Basically, if you have _Poa annua_ in your existing lawn and want to get rid of it, a multi-season multi-pronged approach is going to be necessary to be successful. What I would suggest is that whenever you see a _Poa annua_ plant in your lawn, remove it. Personally, I'm a fan of hand-pulling the worst offenders every time I mow. Combining the hand-pulling with pre-emergents and avoiding "germination conditions" have succeeded in getting the _Poa annua_ under control in our lawn.

For widespread infestations, more drastic measures will be necessary, but if you have had _Poa annua_ in your lawn within the prior few years, any time that "germination conditions" are created, the _Poa annua_ seed bank in the soil will result in a new crop of _Poa annua_ coming up with your desirable grass, too.


----------



## Virginiagal (Apr 24, 2017)

For anyone following along, Jonslawn has already covered the topic of his poa and use of preemergent in this thread:
https://thelawnforum.com/viewtopic.php?t=30031
And it seemed he agreed he didn't need to overseed. But now he says he is.

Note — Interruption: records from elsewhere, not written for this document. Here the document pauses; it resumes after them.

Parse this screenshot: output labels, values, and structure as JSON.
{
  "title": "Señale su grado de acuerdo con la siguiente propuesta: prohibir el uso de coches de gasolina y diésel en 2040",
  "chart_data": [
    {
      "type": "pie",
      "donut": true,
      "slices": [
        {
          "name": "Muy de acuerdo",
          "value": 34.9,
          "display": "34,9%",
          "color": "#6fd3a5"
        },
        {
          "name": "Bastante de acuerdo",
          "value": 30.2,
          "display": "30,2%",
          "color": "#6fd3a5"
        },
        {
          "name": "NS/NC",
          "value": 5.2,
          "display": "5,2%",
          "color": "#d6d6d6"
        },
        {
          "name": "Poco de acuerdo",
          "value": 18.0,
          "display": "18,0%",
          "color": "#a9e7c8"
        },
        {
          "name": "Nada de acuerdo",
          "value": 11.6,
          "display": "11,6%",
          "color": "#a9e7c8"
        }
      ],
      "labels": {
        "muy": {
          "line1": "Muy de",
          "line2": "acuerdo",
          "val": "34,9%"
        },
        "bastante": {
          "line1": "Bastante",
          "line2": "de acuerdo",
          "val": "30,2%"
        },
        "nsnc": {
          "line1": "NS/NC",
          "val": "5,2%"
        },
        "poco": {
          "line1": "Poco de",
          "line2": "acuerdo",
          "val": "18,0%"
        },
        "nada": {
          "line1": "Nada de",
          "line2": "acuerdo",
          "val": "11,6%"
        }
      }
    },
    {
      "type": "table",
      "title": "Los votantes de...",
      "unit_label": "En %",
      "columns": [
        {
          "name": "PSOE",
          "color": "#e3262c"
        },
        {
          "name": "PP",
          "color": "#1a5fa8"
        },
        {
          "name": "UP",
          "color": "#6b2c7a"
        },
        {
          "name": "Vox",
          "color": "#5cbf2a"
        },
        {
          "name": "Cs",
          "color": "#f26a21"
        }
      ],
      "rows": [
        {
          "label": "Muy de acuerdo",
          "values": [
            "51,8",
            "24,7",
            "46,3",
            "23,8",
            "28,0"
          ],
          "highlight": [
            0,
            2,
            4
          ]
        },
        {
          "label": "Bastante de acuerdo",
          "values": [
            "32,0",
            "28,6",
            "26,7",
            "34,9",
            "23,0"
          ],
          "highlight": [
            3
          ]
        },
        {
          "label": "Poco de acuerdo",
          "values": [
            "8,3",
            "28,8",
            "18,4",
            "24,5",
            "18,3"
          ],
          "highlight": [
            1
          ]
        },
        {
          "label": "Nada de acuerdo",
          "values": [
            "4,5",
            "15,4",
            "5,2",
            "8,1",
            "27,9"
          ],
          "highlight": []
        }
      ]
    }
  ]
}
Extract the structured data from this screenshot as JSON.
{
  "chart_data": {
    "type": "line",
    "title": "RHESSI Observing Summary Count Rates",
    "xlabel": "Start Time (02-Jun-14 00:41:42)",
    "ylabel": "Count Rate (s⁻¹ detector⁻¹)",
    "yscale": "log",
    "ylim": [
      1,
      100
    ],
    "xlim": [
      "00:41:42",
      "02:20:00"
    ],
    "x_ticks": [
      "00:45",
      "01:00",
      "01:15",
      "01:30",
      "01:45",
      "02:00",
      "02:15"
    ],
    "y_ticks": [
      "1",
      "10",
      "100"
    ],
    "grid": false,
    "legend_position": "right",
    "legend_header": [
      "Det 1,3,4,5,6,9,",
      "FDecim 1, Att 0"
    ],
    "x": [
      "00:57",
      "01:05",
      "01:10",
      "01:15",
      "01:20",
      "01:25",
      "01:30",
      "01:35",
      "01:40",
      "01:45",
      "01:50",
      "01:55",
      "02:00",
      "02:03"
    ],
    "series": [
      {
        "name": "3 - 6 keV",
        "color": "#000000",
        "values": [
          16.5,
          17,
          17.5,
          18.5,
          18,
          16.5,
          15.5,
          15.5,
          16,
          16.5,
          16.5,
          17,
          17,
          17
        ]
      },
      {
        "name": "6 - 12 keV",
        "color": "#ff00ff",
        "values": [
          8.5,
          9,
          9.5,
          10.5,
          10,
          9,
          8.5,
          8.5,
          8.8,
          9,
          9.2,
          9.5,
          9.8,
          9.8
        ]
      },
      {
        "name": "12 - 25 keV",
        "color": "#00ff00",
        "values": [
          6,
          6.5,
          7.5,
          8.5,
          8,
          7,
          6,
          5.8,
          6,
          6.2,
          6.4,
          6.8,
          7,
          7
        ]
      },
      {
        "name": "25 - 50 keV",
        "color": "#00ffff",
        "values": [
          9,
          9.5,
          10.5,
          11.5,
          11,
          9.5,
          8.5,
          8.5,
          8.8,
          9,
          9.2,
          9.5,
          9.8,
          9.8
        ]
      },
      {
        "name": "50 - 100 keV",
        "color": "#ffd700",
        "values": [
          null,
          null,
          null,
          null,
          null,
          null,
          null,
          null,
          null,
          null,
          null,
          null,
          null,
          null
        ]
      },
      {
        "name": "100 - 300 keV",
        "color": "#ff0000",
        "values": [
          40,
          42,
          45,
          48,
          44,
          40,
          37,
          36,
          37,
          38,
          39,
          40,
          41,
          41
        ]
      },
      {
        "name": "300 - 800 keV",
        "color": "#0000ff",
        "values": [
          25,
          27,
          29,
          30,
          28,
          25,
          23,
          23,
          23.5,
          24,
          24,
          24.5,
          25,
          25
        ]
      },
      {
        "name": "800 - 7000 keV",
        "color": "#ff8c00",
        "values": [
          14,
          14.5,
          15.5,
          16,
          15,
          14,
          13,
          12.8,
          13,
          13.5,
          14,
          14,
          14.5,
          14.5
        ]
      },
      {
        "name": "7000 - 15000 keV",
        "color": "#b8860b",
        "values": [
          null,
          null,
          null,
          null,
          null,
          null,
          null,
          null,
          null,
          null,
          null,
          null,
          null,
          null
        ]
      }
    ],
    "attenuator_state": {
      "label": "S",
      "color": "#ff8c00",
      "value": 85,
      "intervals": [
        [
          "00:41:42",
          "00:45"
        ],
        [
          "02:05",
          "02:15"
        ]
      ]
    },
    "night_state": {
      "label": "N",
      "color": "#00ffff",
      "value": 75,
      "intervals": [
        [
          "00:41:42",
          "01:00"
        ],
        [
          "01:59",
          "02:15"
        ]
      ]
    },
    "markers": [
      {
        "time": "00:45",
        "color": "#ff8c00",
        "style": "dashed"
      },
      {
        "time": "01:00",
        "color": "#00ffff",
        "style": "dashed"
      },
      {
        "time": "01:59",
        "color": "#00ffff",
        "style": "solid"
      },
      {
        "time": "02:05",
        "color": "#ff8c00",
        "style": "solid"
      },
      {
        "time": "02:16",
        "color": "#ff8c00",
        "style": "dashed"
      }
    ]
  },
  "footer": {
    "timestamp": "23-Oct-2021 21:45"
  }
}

Jonslawn, regular preemergent (like Prodiamine) does not kill existing grass. It prevents seeds-any seeds including your grass seeds-from germinating and growing. Tenacity can be used at seeding to prevent weeds from germinating for about 30 days. It allows grass seed to germinate, so it gives the grass seeds a head start against weeds. I still don't think there is any need for you to overseed. Your pictures show full coverage. Also, in another thread you're talking about doing the nitrogen blitz. You don't do that if you're overseeding. I also think you should think twice or three times before doing so much potassium in the fall. You are subject to snow cover and fall potassium has been linked to snow mold. You can just as easily do the potassium in the spring.


----------



## Jonslawn (Apr 30, 2021)

ken-n-nancy said:


> I use prodiamine as a pre-emergent, as it is reasonably inexpensive on a per-application basis. I apply 3 times a year at the 3-month rate each time. This keeps me under the recommended maximum annual application amount and gives just about year-round coverage for the weeds I'm targeting.
> 
> I make the first 3-month rate application in the spring at the time of Forsythia bloom. This is typically the last week of April or early May for me. It will be earlier for folks further south. This application is to protect against crabgrass and other early summer weeds.
> 
> ...


Going to try your approach this August! Just out of curiosity are you applying prodiamine with a surfactant as well or without? Also if I blanket spray prodiamine and it lets say all of a sudden gets hot for a week will it burn the lawn?

Thanks!


----------



## stevehollx (Apr 8, 2020)

Jonslawn said:


> Going to try your approach this August! Just out of curiosity are you applying prodiamine with a surfactant as well or without? Also if I blanket spray prodiamine and it lets say all of a sudden gets hot for a week will it burn the lawn?
> 
> Thanks!


No surfactant-that is used for keeping chemicals on easy leaves to take in. Pre-'em is a moisture barrier in the soil so you want ground contact and want the opposite of what surfactant does. No risk of leaf burning but you want to get it watered in for the moisture barrier to set. At least .5" of gentle rain after applying within 2 weeks is the recommendation. That's probably about an hour of sprinkler time, roughly, since this also doesn't need to be a precise measurement by any means.


----------



## ken-n-nancy (Jul 25, 2017)

stevehollx said:


> Jonslawn said:
> 
> 
> > Going to try your approach this August! Just out of curiosity are you applying prodiamine with a surfactant as well or without? Also if I blanket spray prodiamine and it lets say all of a sudden gets hot for a week will it burn the lawn?
> ...


+1 to what @stevehollx said: no surfactant when applying prodiamine, and it won't burn the lawn, even if it never gets watered in.

However, prodiamine doesn't actually do any good until it gets down into the soil, so it doesn't really "count" as being applied until after it gets watered in...


----------



## Jonslawn (Apr 30, 2021)

Awesome thanks guys! Once my order ships I will put down a 3 or 4 month app and again in October


----------